It was inevitable.

After an awkward, seemingly interminable saga that left fans, media and the club itself exhausted, the Colorado Rockies finally traded Troy Tulowitzki on Monday, along with LaTroy Hawkins, in exchange for Jose Reyes and a trio of pitching prospects – a move that officially signals the planned rebuild of the club.

With the way it played out over the past few years, it almost looked like it was never going to happen. But of course, the best way to improve in a sport is by leveraging your older players of value for younger players with upside, so the Rockies eventually had to find a new home for their star shortstop if they ever planned to turn the page.

“I felt like I got blindsided a bit. I thought I was in the loop, in the conversation,” Tulowitzki told The Denver Post Tuesday. “So it definitely caught me by surprise. I was shocked, and it caught me off guard. I think maybe I was a little naive to think I would be so connected to the (trade) process.”

It’s funny how the last little bit of that quote has been so often cut off in the past 24 hours. Tulo didn’t take long to recognize that the idea that he wouldn’t be consulted every step of the trade process, especially one that takes place over isolated, uneventful phone calls over the span of weeks or even months before finally coming together from scratch in a matter of hours. Yet although Tulo did acknowledge his naivety in the matter, it hasn’t stopped fans from denouncing the way that Colorado handled the situation. The trade process is incredibly nuanced and tedious at times, and appraising your star shortstop on every call or providing him a list of every team that inquired about his availability in a given week wouldn’t just be impractical, it would be potentially detrimental to his mental health.

That makes it all the more silly that Dick Monfort would guarantee to Tulo that he would be involved and be allowed to give his blessing to any deal. Any club would be foolish to only make a trade that the star involved signed off on (short of an actual contract provision dictating it); so why on earth would Monfort ever even give lip service to the notion?

Unfortunately, it all comes back to a pattern of behavior that has become all too common at 20th and Blake. A behavior that says, “If you’re not 100-percent on board, we will scrap you and on your way out the door treat you as if you never mattered.”

Before Tulowitzki’s “blindsiding,” there was Dexter Fowler. Traded to the Astros for a modest return, followed by general manager Dan O’Dowd inexplicably ripping Fowler in a subsequent interview.

“I think he’s got to get tougher,” O’Dowd said. “No doubt. He’s got to show up and play with an edge every day, not just when he thinks he has to.”

Fowler was already on his way to Houston.
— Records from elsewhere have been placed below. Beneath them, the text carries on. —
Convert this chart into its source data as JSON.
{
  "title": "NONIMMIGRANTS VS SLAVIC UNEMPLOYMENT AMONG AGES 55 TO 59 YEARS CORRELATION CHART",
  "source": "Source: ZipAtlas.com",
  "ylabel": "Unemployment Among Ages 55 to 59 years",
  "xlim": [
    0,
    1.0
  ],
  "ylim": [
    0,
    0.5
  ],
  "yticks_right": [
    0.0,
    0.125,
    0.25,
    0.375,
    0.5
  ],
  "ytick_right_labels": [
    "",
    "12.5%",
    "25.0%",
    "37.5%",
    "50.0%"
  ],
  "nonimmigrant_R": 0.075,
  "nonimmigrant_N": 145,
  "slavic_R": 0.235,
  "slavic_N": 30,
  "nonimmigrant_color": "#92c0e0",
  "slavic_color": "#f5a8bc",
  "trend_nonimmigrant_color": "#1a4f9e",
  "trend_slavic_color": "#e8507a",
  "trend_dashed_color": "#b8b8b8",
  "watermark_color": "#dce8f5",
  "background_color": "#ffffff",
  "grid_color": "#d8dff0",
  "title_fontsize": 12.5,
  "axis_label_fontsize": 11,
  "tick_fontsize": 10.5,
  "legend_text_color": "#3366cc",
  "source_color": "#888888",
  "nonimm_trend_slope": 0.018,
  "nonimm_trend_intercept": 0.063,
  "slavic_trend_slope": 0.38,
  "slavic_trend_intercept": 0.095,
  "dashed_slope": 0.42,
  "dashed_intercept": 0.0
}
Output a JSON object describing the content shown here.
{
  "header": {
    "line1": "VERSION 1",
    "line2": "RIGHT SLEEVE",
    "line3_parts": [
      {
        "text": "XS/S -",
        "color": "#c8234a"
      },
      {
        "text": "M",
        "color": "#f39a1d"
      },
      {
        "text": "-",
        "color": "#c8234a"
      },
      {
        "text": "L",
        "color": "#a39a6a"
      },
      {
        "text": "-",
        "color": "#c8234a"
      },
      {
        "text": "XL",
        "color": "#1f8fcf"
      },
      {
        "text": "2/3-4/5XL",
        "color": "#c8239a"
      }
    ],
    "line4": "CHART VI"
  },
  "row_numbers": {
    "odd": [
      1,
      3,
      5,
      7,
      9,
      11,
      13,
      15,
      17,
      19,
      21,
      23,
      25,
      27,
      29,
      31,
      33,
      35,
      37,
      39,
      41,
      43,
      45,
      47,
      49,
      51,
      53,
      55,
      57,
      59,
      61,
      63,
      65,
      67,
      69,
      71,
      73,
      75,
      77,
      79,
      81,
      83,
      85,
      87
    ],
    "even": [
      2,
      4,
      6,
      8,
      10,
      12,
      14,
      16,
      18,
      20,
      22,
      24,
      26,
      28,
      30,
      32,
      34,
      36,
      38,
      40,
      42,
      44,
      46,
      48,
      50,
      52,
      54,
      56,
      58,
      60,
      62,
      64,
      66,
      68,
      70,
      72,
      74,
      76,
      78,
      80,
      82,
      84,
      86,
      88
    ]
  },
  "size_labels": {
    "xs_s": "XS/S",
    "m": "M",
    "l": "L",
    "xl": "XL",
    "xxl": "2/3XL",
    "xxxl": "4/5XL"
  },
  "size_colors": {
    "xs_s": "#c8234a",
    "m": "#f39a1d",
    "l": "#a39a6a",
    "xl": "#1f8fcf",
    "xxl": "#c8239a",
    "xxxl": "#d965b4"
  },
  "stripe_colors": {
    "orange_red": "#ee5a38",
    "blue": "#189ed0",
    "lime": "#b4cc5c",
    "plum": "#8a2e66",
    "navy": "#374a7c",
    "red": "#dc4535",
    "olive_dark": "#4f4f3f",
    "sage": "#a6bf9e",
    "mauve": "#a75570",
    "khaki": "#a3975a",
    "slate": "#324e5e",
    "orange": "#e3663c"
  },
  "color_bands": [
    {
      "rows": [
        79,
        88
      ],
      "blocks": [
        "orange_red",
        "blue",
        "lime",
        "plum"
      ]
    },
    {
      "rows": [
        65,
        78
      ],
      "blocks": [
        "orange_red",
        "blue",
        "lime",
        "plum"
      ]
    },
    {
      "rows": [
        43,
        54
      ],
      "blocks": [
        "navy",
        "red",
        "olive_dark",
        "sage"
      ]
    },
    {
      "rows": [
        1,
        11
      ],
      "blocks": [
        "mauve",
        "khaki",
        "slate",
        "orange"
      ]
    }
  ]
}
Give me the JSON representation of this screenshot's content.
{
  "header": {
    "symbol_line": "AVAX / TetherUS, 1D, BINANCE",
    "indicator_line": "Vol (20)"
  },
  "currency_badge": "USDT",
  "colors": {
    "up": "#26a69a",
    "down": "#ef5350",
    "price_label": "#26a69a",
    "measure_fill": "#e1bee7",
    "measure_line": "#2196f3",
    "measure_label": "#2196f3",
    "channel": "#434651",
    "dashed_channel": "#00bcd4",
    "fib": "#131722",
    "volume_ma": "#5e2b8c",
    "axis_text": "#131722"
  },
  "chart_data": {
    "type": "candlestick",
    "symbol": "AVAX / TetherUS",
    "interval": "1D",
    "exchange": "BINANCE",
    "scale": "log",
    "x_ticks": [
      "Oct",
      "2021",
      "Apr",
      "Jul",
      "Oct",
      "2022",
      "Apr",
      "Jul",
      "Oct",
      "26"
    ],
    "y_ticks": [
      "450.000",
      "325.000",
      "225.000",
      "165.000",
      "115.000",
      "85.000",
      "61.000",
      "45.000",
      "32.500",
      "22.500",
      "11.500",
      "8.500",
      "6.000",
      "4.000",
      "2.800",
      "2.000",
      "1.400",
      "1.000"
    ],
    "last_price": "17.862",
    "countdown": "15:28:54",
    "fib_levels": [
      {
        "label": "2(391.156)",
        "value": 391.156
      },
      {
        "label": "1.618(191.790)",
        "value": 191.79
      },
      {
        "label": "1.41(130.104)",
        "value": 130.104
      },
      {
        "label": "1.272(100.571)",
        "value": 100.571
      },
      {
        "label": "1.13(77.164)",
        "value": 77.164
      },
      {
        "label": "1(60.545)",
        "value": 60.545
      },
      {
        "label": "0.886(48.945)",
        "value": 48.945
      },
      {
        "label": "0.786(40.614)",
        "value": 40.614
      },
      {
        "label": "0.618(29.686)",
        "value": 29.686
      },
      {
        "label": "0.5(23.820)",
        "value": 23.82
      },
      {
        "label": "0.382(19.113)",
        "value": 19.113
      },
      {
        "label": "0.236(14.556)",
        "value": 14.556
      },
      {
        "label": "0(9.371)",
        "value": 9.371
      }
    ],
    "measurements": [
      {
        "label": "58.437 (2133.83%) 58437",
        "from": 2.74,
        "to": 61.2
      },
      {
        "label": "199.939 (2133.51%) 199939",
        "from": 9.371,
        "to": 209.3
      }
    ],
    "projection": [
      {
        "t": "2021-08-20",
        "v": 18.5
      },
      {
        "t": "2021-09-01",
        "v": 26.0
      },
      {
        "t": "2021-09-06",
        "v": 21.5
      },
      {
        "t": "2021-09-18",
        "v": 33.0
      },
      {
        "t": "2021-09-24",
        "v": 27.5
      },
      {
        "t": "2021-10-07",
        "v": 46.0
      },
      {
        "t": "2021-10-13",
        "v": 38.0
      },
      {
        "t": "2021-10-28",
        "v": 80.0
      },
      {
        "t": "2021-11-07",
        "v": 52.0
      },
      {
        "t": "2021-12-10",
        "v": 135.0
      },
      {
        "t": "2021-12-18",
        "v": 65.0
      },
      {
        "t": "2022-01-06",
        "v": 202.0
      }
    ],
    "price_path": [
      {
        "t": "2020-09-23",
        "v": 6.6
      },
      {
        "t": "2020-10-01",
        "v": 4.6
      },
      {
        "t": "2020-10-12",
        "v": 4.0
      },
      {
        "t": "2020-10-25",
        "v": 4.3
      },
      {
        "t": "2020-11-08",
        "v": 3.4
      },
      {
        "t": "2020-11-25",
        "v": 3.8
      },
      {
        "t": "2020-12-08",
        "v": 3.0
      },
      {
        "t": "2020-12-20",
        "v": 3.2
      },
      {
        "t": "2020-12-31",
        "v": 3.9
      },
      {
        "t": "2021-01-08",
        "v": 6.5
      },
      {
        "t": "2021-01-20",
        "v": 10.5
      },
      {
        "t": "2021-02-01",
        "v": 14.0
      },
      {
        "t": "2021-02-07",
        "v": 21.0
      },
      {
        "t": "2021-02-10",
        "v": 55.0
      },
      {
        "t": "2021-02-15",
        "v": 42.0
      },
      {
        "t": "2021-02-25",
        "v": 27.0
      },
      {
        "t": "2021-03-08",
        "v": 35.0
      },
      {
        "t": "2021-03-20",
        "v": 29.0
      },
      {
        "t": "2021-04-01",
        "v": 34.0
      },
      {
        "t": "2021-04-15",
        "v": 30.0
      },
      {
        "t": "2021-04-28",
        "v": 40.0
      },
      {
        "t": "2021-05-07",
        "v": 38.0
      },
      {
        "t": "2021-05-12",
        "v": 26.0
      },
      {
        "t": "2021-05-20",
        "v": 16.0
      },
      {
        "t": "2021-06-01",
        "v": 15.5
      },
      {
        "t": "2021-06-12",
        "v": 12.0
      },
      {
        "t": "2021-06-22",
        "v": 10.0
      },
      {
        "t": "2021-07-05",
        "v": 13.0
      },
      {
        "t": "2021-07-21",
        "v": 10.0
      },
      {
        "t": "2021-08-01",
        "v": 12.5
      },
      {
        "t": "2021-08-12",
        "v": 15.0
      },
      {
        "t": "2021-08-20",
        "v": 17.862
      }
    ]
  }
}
How O’Dowd benefitted exactly from throwing his outgoing player under the bus isn’t clear, but he took a fair amount of heat for what many considered to be a gratuitous shot.

Before that, there was the bizarre scene in San Diego in which a clearly rattled Ubaldo Jimenez was forced to take the mound for a game against the Padres, even as he knew the paperwork was being signed for him to be traded to Cleveland. The result was one inning in which Jimenez surrendered four runs on two hits and four walks while throwing 45 pitches before being pulled from the game he never should have entered.

There were even allusions to “bad apples” when the club dropped Garrett Atkins, Ty Wigginton and others throughout the years.

Taken individually, most (if not all) of these incidents could be chalked up to miscommunication, misrepresentation of quotes, or just a lapse in judgment. Listed out on a timeline, however, it looks like a legacy of scorched earth on players who dared to demand more from the organization.

Tulo doesn’t seem to harbor ill will over the situation, and in all fairness to general manager Jeff Bridich, he wasn’t in a position to do anything about those previous mishaps. But as the club moves forward, hopefully the powers that be will start paying closer attention to what their players think, and not just treat it as the opinion of another clueless dissenter.

“I don’t know any of these dudes we got,” Nolan Arenado said of the trade. “But I think if we were going to trade Tulo, I would think it would be for an ace, an established veteran pitcher. Obviously we are starting to rebuild from the ground up.”

Arenado is the new face of the franchise. Will his dissenting opinion be viewed as valuable, or simply the angry words of an oblivious player who doesn’t know how these things work?

If it’s the latter, it will only be a matter of time before Arenado is the next “inevitable” trade.